Sadder Than What Came Before
by TRACY WAN
dir. Mike Mills
Much like describing the liquid in a glass, a decisive moment in life is either an ending or a beginning, depending on the light. It takes time to notice that the end of a great relationship is also the onset of a period of incomparable potential; it takes even longer to remember when that sadness woke up as happiness. In the subdued, painterly palette of Mike Mills’ Beginners, the lines become impossible to draw — it takes many, many sketches.
Hal (the ever heartwarming Christopher Plummer) drew his line at age 75, months after the death of his wife, by coming out to his son Oliver (the slightly canine Ewan McGregor). He does so emphatically, matter-of-factly, establishing himself as the brand of gay man who wants “to do something about it.”
When the film opens, Hal has already passed — lung cancer. He leaves behind innumerable bottles of medication, a beautiful house, an affectionate but dependent dog (Arthur) and Oliver, the confused and grieving son, the one in charge of sorting the aftermath.
The most evident thing about Oliver is that he is sad, the kind of sadness that defines, if not creates, a person. So much, in fact, that it can be seen from behind a costume of Freud. When he meets Anna (Melanie Laurent), who plays along as the patient to his clinician, she dissects him instead. Through forces inexplicable in language but familiar to the dimension of relationships, they leave the party together, and stay together.

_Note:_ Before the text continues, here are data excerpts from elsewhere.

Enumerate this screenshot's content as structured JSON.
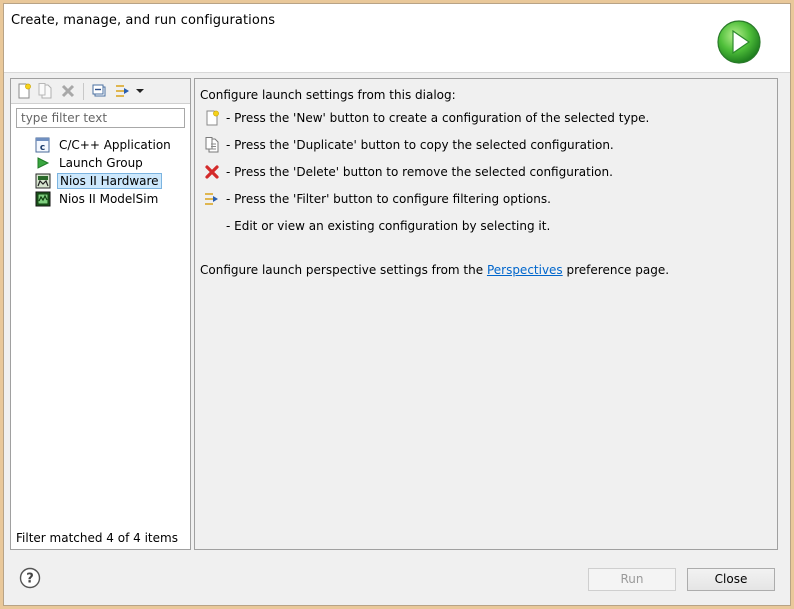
{
  "banner": {
    "title": "Create, manage, and run configurations",
    "icon": "run-icon"
  },
  "toolbar": {
    "buttons": [
      "new-configuration-icon",
      "duplicate-icon",
      "delete-icon",
      "collapse-all-icon",
      "filter-icon",
      "dropdown-arrow-icon"
    ]
  },
  "filter": {
    "placeholder": "type filter text",
    "value": ""
  },
  "tree": {
    "items": [
      {
        "label": "C/C++ Application",
        "icon": "c-application-icon",
        "selected": false
      },
      {
        "label": "Launch Group",
        "icon": "launch-group-icon",
        "selected": false
      },
      {
        "label": "Nios II Hardware",
        "icon": "nios-hardware-icon",
        "selected": true
      },
      {
        "label": "Nios II ModelSim",
        "icon": "nios-modelsim-icon",
        "selected": false
      }
    ]
  },
  "filter_status": "Filter matched 4 of 4 items",
  "main": {
    "heading": "Configure launch settings from this dialog:",
    "instructions": [
      {
        "icon": "new-configuration-icon",
        "text": "- Press the 'New' button to create a configuration of the selected type."
      },
      {
        "icon": "duplicate-icon",
        "text": "- Press the 'Duplicate' button to copy the selected configuration."
      },
      {
        "icon": "delete-icon",
        "text": "- Press the 'Delete' button to remove the selected configuration."
      },
      {
        "icon": "filter-icon",
        "text": "- Press the 'Filter' button to configure filtering options."
      },
      {
        "icon": "",
        "text": "- Edit or view an existing configuration by selecting it."
      }
    ],
    "perspective_prefix": "Configure launch perspective settings from the ",
    "perspective_link": "Perspectives",
    "perspective_suffix": " preference page."
  },
  "buttons": {
    "run": "Run",
    "close": "Close"
  },
  "colors": {
    "selection": "#cde8fc",
    "link": "#0066cc",
    "run_icon": "#3aa640"
  }
}
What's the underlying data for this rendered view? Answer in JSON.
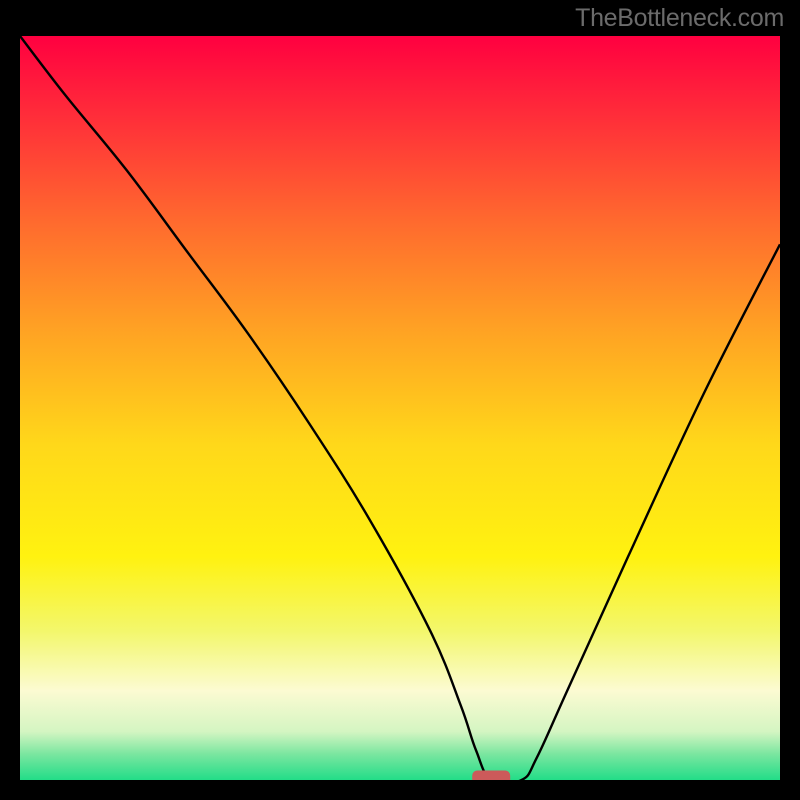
{
  "attribution": "TheBottleneck.com",
  "chart_data": {
    "type": "line",
    "title": "",
    "xlabel": "",
    "ylabel": "",
    "xlim": [
      0,
      100
    ],
    "ylim": [
      0,
      100
    ],
    "grid": false,
    "legend": false,
    "background": {
      "kind": "vertical-gradient",
      "stops": [
        {
          "pos": 0.0,
          "color": "#ff0040"
        },
        {
          "pos": 0.1,
          "color": "#ff2a3a"
        },
        {
          "pos": 0.25,
          "color": "#ff6a2e"
        },
        {
          "pos": 0.4,
          "color": "#ffa423"
        },
        {
          "pos": 0.55,
          "color": "#ffd81a"
        },
        {
          "pos": 0.7,
          "color": "#fff210"
        },
        {
          "pos": 0.8,
          "color": "#f3f76c"
        },
        {
          "pos": 0.88,
          "color": "#fcfbd2"
        },
        {
          "pos": 0.935,
          "color": "#d4f5c2"
        },
        {
          "pos": 0.965,
          "color": "#7be6a0"
        },
        {
          "pos": 1.0,
          "color": "#22dd88"
        }
      ]
    },
    "series": [
      {
        "name": "bottleneck-curve",
        "stroke": "#000000",
        "x": [
          0,
          6,
          14,
          22,
          30,
          38,
          46,
          54,
          58,
          60,
          62,
          66,
          68,
          72,
          80,
          90,
          100
        ],
        "y": [
          100,
          92,
          82,
          71,
          60,
          48,
          35,
          20,
          10,
          4,
          0,
          0,
          3,
          12,
          30,
          52,
          72
        ]
      }
    ],
    "markers": [
      {
        "name": "optimum-marker",
        "shape": "rounded-rect",
        "cx": 62,
        "cy": 0,
        "w": 5,
        "h": 2,
        "fill": "#cc5a5a"
      }
    ]
  }
}
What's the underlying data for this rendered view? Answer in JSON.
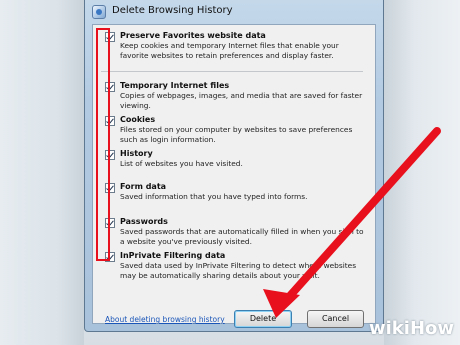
{
  "window": {
    "title": "Delete Browsing History"
  },
  "options": [
    {
      "title": "Preserve Favorites website data",
      "desc": "Keep cookies and temporary Internet files that enable your favorite websites to retain preferences and display faster.",
      "checked": true
    },
    {
      "title": "Temporary Internet files",
      "desc": "Copies of webpages, images, and media that are saved for faster viewing.",
      "checked": true
    },
    {
      "title": "Cookies",
      "desc": "Files stored on your computer by websites to save preferences such as login information.",
      "checked": true
    },
    {
      "title": "History",
      "desc": "List of websites you have visited.",
      "checked": true
    },
    {
      "title": "Form data",
      "desc": "Saved information that you have typed into forms.",
      "checked": true
    },
    {
      "title": "Passwords",
      "desc": "Saved passwords that are automatically filled in when you sign to a website you've previously visited.",
      "checked": true
    },
    {
      "title": "InPrivate Filtering data",
      "desc": "Saved data used by InPrivate Filtering to detect where websites may be automatically sharing details about your visit.",
      "checked": true
    }
  ],
  "footer": {
    "link": "About deleting browsing history",
    "delete_label": "Delete",
    "cancel_label": "Cancel"
  },
  "annotation": {
    "color": "#e8101c"
  },
  "watermark": {
    "wiki": "wiki",
    "how": "How"
  }
}
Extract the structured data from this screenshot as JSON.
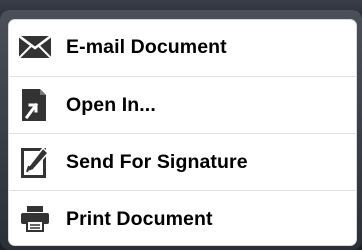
{
  "menu": {
    "items": [
      {
        "label": "E-mail Document",
        "icon": "envelope-icon"
      },
      {
        "label": "Open In...",
        "icon": "open-in-document-icon"
      },
      {
        "label": "Send For Signature",
        "icon": "pen-signature-icon"
      },
      {
        "label": "Print Document",
        "icon": "printer-icon"
      }
    ]
  },
  "colors": {
    "text": "#000000",
    "icon": "#333333",
    "divider": "#e0e0e0",
    "frame": "#2b2f38"
  }
}
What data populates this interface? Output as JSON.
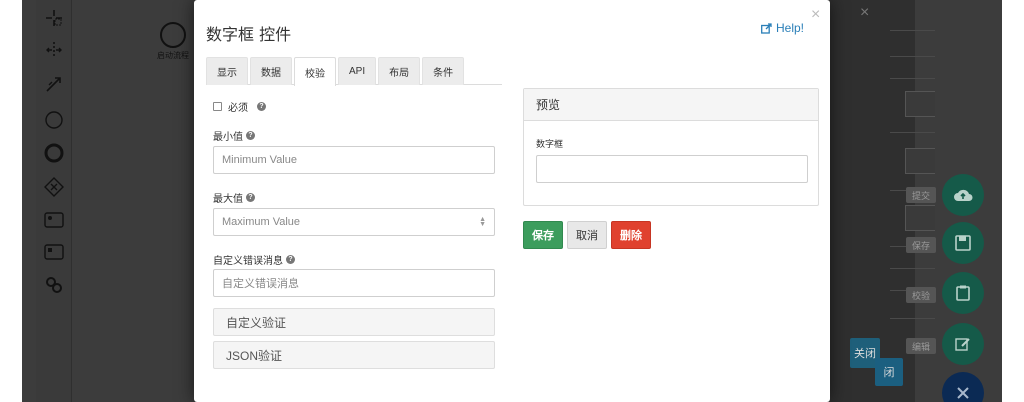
{
  "canvas": {
    "start_event_label": "启动流程"
  },
  "background_panel": {
    "close_label": "×",
    "close_button_label": "关闭",
    "close_button_label2": "闭",
    "fab_labels": [
      "提交",
      "保存",
      "校验",
      "编辑"
    ]
  },
  "modal": {
    "title": "数字框 控件",
    "help_label": "Help!",
    "close_label": "×",
    "tabs": [
      {
        "label": "显示"
      },
      {
        "label": "数据"
      },
      {
        "label": "校验"
      },
      {
        "label": "API"
      },
      {
        "label": "布局"
      },
      {
        "label": "条件"
      }
    ],
    "active_tab": "校验",
    "required_label": "必须",
    "min_label": "最小值",
    "min_placeholder": "Minimum Value",
    "max_label": "最大值",
    "max_placeholder": "Maximum Value",
    "error_label": "自定义错误消息",
    "error_placeholder": "自定义错误消息",
    "custom_validation_label": "自定义验证",
    "json_validation_label": "JSON验证",
    "preview": {
      "title": "预览",
      "field_label": "数字框",
      "field_value": ""
    },
    "buttons": {
      "save": "保存",
      "cancel": "取消",
      "delete": "删除"
    }
  },
  "colors": {
    "save": "#3c9d5d",
    "delete": "#e0412e",
    "link": "#2a7fb8"
  }
}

The film is largely episodic, with the arc of Oliver’s relationship with Anna being braced by flashbacks of his past, strongly tied to his relationship with his parents. We see a series of impassive kisses between them contrasted by the tender moments between Oliver and his new girlfriend, elusive and sad in her own way.
We see Hal discover house music, get sick, fall in love. This inter-cutting retraces Oliver’s mannerisms to his earliest memories, and his emotional dysfunctionality to an irreversible moment: the realization that two people who love you might not love each other--that even if they do, sadness still seeps through.
As a story with an autobiographical spine — based on Mills' relationship with his own father — Beginners comes close to being hermetically sealed. It overflows with cultural markers, particularly in the sequences of historical images that Oliver narrates as artifacts of another time. This is the sun in 1955. This is the president in 2003. When a friend incites him to vandalize various empty spaces in LA, Oliver favors statements that evoke "historical consciousness" instead of the common vulgarities.
These moments, although refreshing, are simultaneously isolating; they inform us, but also turn away from us. A film so preoccupied with the past and its demerits finds it hard to undress its melancholy, which travels from frame to frame, 1955 to 2003, New York to L.A. (and back). It is in eyes of people who come together despite their personal sadness, who find it hard to provide for each other’s immeasurable lack.
As Oliver wisely notes, "our good fortune [allows] us to feel a sadness our parents never had time for." Beginners makes the time for it, amply so, perhaps excessively. There is always the desire to leave that melancholy behind and like Hal, turn the page and do something about it. Discover house music. Fall in love.